Grazie a queste metodologie, dunque, gli edifici ecosostenibili si prestano anche ad essere molto più sicuri delle normali strutture architettoniche. Motivo questo per il quale già in alcune aree terremotate di italia, la ricostruzione si è basata proprio sugli e ZEB «Un esempio – ha spiegato l’ingegnere Benetto Manna del Network Nazionale edifici a consumo zero – è quanto fatto all’Aquila dopo il sisma del 2009, dove gli edifici delle aree colpite dal terremoto, sono stati ricostruiti con materiali in legno capaci di sfruttare l’energia solare». Sempre all’Aquila, inoltre, alcuni anni fa, proprio in vista degli interventi di riqualificazione post sisma, il Consiglio Comunale ha approvato un regolamento inerente norme di attuazione del piano energetico nazionale in materia di uso razionale dell’energia e dello sviluppo delle fonti rinnovabili. Un’iniziativa questa, insomma, che potrebbe essere presa in considerazione anche dall’amministrazione di Casamicciola in virtù di una possibile ricostruzione della zona colpita dal sisma.
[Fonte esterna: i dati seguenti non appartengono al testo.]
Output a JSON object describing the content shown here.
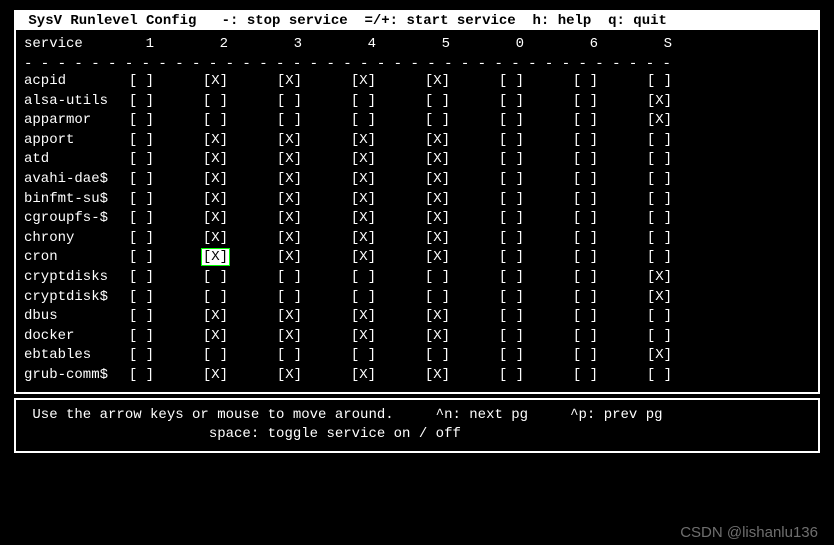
{
  "title": " SysV Runlevel Config   -: stop service  =/+: start service  h: help  q: quit ",
  "header": {
    "label": "service",
    "cols": [
      "1",
      "2",
      "3",
      "4",
      "5",
      "0",
      "6",
      "S"
    ]
  },
  "dashes": "- - - - - - - - - - - - - - - - - - - - - - - - - - - - - - - - - - - - - - - ",
  "cursor": {
    "row": 9,
    "col": 1
  },
  "services": [
    {
      "name": "acpid",
      "state": [
        "[ ]",
        "[X]",
        "[X]",
        "[X]",
        "[X]",
        "[ ]",
        "[ ]",
        "[ ]"
      ]
    },
    {
      "name": "alsa-utils",
      "state": [
        "[ ]",
        "[ ]",
        "[ ]",
        "[ ]",
        "[ ]",
        "[ ]",
        "[ ]",
        "[X]"
      ]
    },
    {
      "name": "apparmor",
      "state": [
        "[ ]",
        "[ ]",
        "[ ]",
        "[ ]",
        "[ ]",
        "[ ]",
        "[ ]",
        "[X]"
      ]
    },
    {
      "name": "apport",
      "state": [
        "[ ]",
        "[X]",
        "[X]",
        "[X]",
        "[X]",
        "[ ]",
        "[ ]",
        "[ ]"
      ]
    },
    {
      "name": "atd",
      "state": [
        "[ ]",
        "[X]",
        "[X]",
        "[X]",
        "[X]",
        "[ ]",
        "[ ]",
        "[ ]"
      ]
    },
    {
      "name": "avahi-dae$",
      "state": [
        "[ ]",
        "[X]",
        "[X]",
        "[X]",
        "[X]",
        "[ ]",
        "[ ]",
        "[ ]"
      ]
    },
    {
      "name": "binfmt-su$",
      "state": [
        "[ ]",
        "[X]",
        "[X]",
        "[X]",
        "[X]",
        "[ ]",
        "[ ]",
        "[ ]"
      ]
    },
    {
      "name": "cgroupfs-$",
      "state": [
        "[ ]",
        "[X]",
        "[X]",
        "[X]",
        "[X]",
        "[ ]",
        "[ ]",
        "[ ]"
      ]
    },
    {
      "name": "chrony",
      "state": [
        "[ ]",
        "[X]",
        "[X]",
        "[X]",
        "[X]",
        "[ ]",
        "[ ]",
        "[ ]"
      ]
    },
    {
      "name": "cron",
      "state": [
        "[ ]",
        "[X]",
        "[X]",
        "[X]",
        "[X]",
        "[ ]",
        "[ ]",
        "[ ]"
      ]
    },
    {
      "name": "cryptdisks",
      "state": [
        "[ ]",
        "[ ]",
        "[ ]",
        "[ ]",
        "[ ]",
        "[ ]",
        "[ ]",
        "[X]"
      ]
    },
    {
      "name": "cryptdisk$",
      "state": [
        "[ ]",
        "[ ]",
        "[ ]",
        "[ ]",
        "[ ]",
        "[ ]",
        "[ ]",
        "[X]"
      ]
    },
    {
      "name": "dbus",
      "state": [
        "[ ]",
        "[X]",
        "[X]",
        "[X]",
        "[X]",
        "[ ]",
        "[ ]",
        "[ ]"
      ]
    },
    {
      "name": "docker",
      "state": [
        "[ ]",
        "[X]",
        "[X]",
        "[X]",
        "[X]",
        "[ ]",
        "[ ]",
        "[ ]"
      ]
    },
    {
      "name": "ebtables",
      "state": [
        "[ ]",
        "[ ]",
        "[ ]",
        "[ ]",
        "[ ]",
        "[ ]",
        "[ ]",
        "[X]"
      ]
    },
    {
      "name": "grub-comm$",
      "state": [
        "[ ]",
        "[X]",
        "[X]",
        "[X]",
        "[X]",
        "[ ]",
        "[ ]",
        "[ ]"
      ]
    }
  ],
  "footer": {
    "line1": " Use the arrow keys or mouse to move around.     ^n: next pg     ^p: prev pg",
    "line2": "                      space: toggle service on / off"
  },
  "watermark": "CSDN @lishanlu136"
}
Resilienza ed eco sostenibilità possono dunque andare di pari passo, non solo nella costruzione ex nove di edifici antisismici ma anche nel rinforzo strutturale di quelli già esistenti. «Gran parte del patrimonio edilizio italiano – ha spiegato l’ingegnere La Macchia- è purtroppo poco resiliente alle scosse sismiche. Questo perché il 70% delle abitazioni risale a circa 50 anni fa e all’epoca si costruiva senza criteri o permessi che oggi sono invece necessari e riconosciuti dalla legge. Per ovviare ad eventuali danni post sisma bisogna quindi trovare delle strategie ad hoc. In primo luogo dando alle strutture esistenti le caratteristiche per resistere ai terremoti. Generalmente per rinforzare gli edifici già esistenti, soprattutto quelli storici, sono utilizzati alcuni sistemi, come quello cam, in maglie in acciaio, quello in fibre di carbonio, ma non solo. Ci sono anche, infatti ditte che utilizzano materiali cementizi poco resinosi a basso impatto ambientale».
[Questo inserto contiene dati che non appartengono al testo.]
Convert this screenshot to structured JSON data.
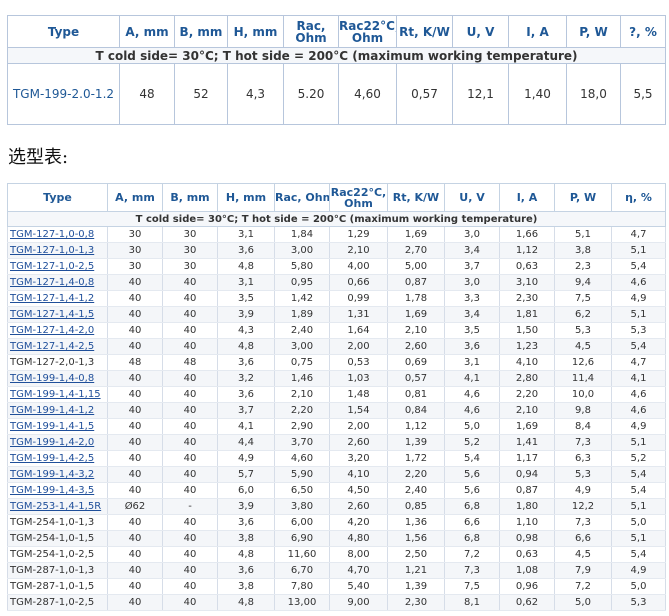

Tuttavia, secondo quanto emerso dal workshop,per l’isola oggi più sarebbe indispensabile valutare la realizzazione di strutture ad impatto zero, in aree ad hoc che possano rappresentare una soluzione abitativa, in via temporanea, per tutti quegli sfollati che, ad un anno dal terremoto, sono ancora privi di una casa in cui poter tornare. «È necessario – ha incalzato La Macchia – individuare un’area dove poter installare abitazione temporanee. Un ‘area che potrebbe essere localizzata sul mare dove potrebbe essere installare una struttura galleggiante, come l’offshore eolico realizzato in Giappone – con alloggi in legno o acciaio, magari anche smontabili, dotati di tutti i comfort».«Ovviamente – ha proseguito il presidente del Network edifici consumi zero – queste strutture devono essere autosufficienti e per renderle tali bisognerebbe fare in modo che possano sfruttare l’energia solare con impianti fotovoltaici». Uno spunto, insomma, quello fornito dai professionisti del workshop, alternativo e d’avanguardia e che anche se solo a raccontarlo potrebbe sembrare un utopia,in fondo – se si prende ad esempio quanto già fatto in altre parti d’Italia e d’Europa, non è poi del tutto irrealizzabile. «Questo – ha concluso la Macchia – è quello che intendo quando parlo di sostenibilità e resilienza».